The Mountain West and commissioner Gloria Nevarez angered at least two of the conference’s five departing schools with the early addition of Grand Canyon.
The Lopes are joining the MWC for the 2025-26 athletics season after previously agreeing to come aboard in July 2026.
Boise State said the move “significantly and negatively impacts the schedules, opportunities, and budgets of Boise State and the other departing universities” in a statement released to Bronco Nation News. “We will address this matter and the harm to the departing universities in litigation,” the statement also said.
San Diego State, which is leaving for the Pac-12 alongside Boise State, Colorado State, Fresno State and Utah State next summer, also criticized the decision.
“While SDSU remains an active member of the Mountain West through June 30, 2026, the university was not consulted or permitted to vote on the early invitation to Grand Canyon University, which is surprising and disappointing given prior representations that the Mountain West and its Commissioner made to SDSU and the negative impact this addition will have on already-planned athletic competition schedules for this academic year,” the Aztecs said in a statement. “We will need to evaluate this announcement and make adjustments due to this addition.”
The late addition of Grand Canyon will cause scheduling issues in several sports.
The MWC must re-do its volleyball and women’s soccer schedules, which were already released without Grand Canyon. The men’s basketball schedule will also be unbalanced for the 2025-26 season.
In a recent radio appearance on The Bald Faced Truth with John Canzano, Mark Zeigler of the San Diego Union-Tribune said that the Grand Canyon move could be a sign that mediation between the Pac-12 and MWC is not going well.
In September 2024, the Pac-12 filed a lawsuit against the MWC over $55 million in poaching penalties. Boise State, Colorado State and Utah State are also suing the MWC over exit fees.
The Pac-12 and MWC began mediation in May.
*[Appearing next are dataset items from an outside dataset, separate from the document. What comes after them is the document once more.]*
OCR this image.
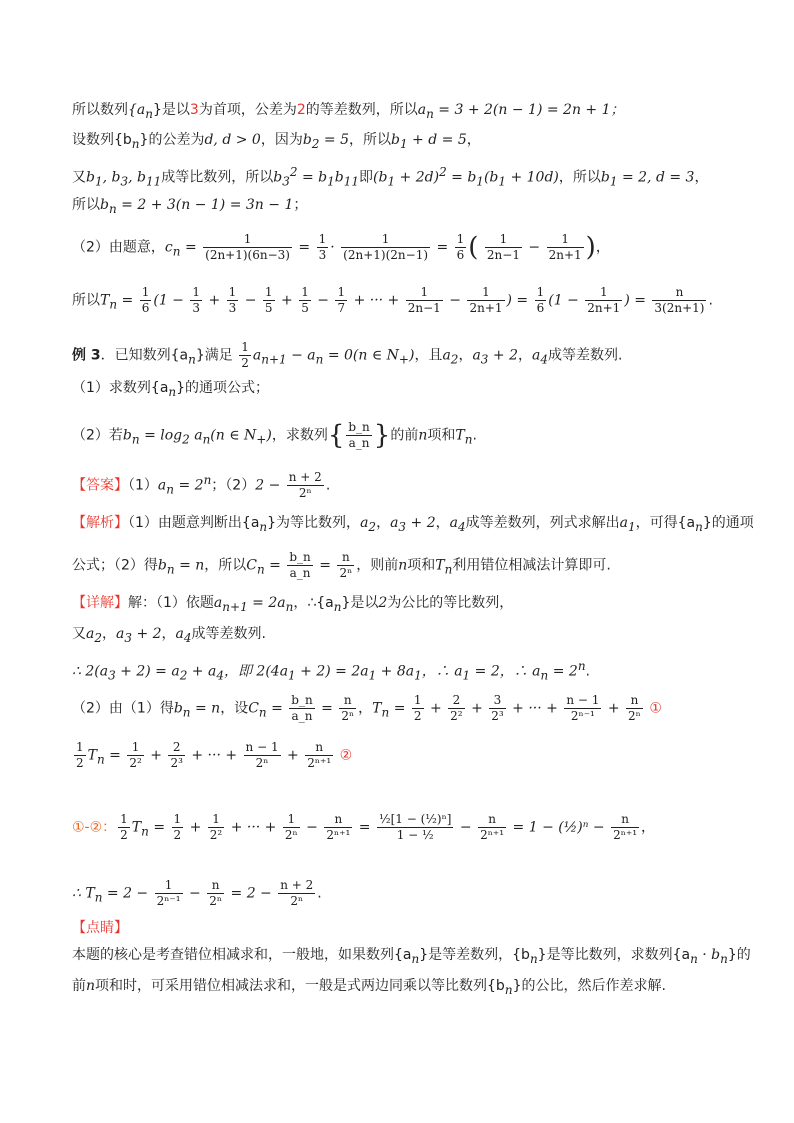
所以数列$\{a_n\}$是以3为首项，公差为2的等差数列，所以$a_n = 3 + 2(n - 1) = 2n + 1$；
设数列$\{b_n\}$的公差为d, d > 0，因为$b_2 = 5$，所以$b_1 + d = 5$，
又$b_1$, $b_3$, $b_{11}$成等比数列，所以$b_3^2 = b_1b_{11}$即$(b_1 + 2d)^2 = b_1(b_1 + 10d)$，所以$b_1 = 2$, d = 3，
所以$b_n = 2 + 3(n - 1) = 3n - 1$；
（2）由题意，$c_n = \frac{1}{(2n+1)(6n-3)} = \frac{1}{3} \cdot \frac{1}{(2n+1)(2n-1)} = \frac{1}{6}$ ( $\frac{1}{2n-1} - \frac{1}{2n+1}$ )，
所以$T_n = \frac{1}{6} (1 - \frac{1}{3} + \frac{1}{3} - \frac{1}{5} + \frac{1}{5} - \frac{1}{7}$ + ··· + $\frac{1}{2n-1} - \frac{1}{2n+1}$ ) = $\frac{1}{6} (1 - \frac{1}{2n+1}$ ) = $\frac{n}{3(2n+1)}$ .
例 3．已知数列$\{a_n\}$满足 $\frac{1}{2} a_{n+1} - a_n = 0(n$ ∈ $N_+$)，且$a_2$，$a_3 + 2$，$a_4$成等差数列.
（1）求数列$\{a_n\}$的通项公式；
（2）若$b_n = \log_2 a_n(n$ ∈ $N_+$)，求数列{ $\frac{b\_n}{a\_n}$ }的前n项和$T_n$.
【答案】$(1)a_n = 2^n$；$(2)2 - \frac{n + 2}{\text{2ⁿ}}$ .
【解析】（1）由题意判断出$\{a_n\}$为等比数列，$a_2$，$a_3 + 2$，$a_4$成等差数列，列式求解出$a_1$，可得$\{a_n\}$的通项
公式；（2）得$b_n = n$，所以$C_n = \frac{b\_n}{a\_n} = \frac{n}{\text{2ⁿ}}$ ，则前n项和$T_n$利用错位相减法计算即可.
【详解】解：（1）依题$a_{n+1} = 2a_n$，$\therefore\{a_n\}$是以2为公比的等比数列，
又$a_2$，$a_3 + 2$，$a_4$成等差数列.
∴ $2(a_3 + 2) = a_2 + a_4$，即 $2(4a_1 + 2) = 2a_1 + 8a_1$，∴ $a_1 = 2$，∴ $a_n = 2^n$.
（2）由（1）得$b_n = n$，设$C_n = \frac{b\_n}{a\_n} = \frac{n}{\text{2ⁿ}}$ ，$T_n = \frac{1}{2} + \frac{2}{\text{2²}} + \frac{3}{\text{2³}}$ + ··· + $\frac{n - 1}{\text{2ⁿ⁻¹}} + \frac{n}{\text{2ⁿ}}$ ①
$\frac{1}{2} T_n = \frac{1}{\text{2²}} + \frac{2}{\text{2³}}$ + ··· + $\frac{n - 1}{\text{2ⁿ}} + \frac{n}{\text{2ⁿ⁺¹}}$ ②
①-②： $\frac{1}{2} T_n = \frac{1}{2} + \frac{1}{\text{2²}}$ + ··· + $\frac{1}{\text{2ⁿ}} - \frac{n}{\text{2ⁿ⁺¹}} = \frac{\text{½[1 − (½)ⁿ]}}{\text{1 − ½}} - \frac{n}{\text{2ⁿ⁺¹}} = 1$ − (½)ⁿ − $\frac{n}{\text{2ⁿ⁺¹}}$ ，
∴ $T_n = 2 - \frac{1}{\text{2ⁿ⁻¹}} - \frac{n}{\text{2ⁿ}} = 2 - \frac{n + 2}{\text{2ⁿ}}$ .
【点睛】
本题的核心是考查错位相减求和，一般地，如果数列$\{a_n\}$是等差数列，$\{b_n\}$是等比数列，求数列$\{a_n \cdot b_n\}$的
前n项和时，可采用错位相减法求和，一般是式两边同乘以等比数列$\{b_n\}$的公比，然后作差求解.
The deadline to reach a resolution through mediation is Tuesday, July 15.
“I don’t think they’re going to come to any type of resolution,” Zeigler told Canzano. “I think this thing might proceed down the court and trial path. I think things were promising at first, and I think they’ve started to unravel a little bit and I think this (move) — maybe because they were unraveling — the Mountain West decided ‘OK, let’s throw this Grand Canyon curveball at them because it doesn’t look like we’re getting anywhere in mediation.’
“I’ll be interested to see where it goes. Maybe if the Mountain West is a little bit more desperate to get that thing resolved, they’ll come back to the table with a better offer, I don’t know. But this certainly isn’t going to help those negotiations.”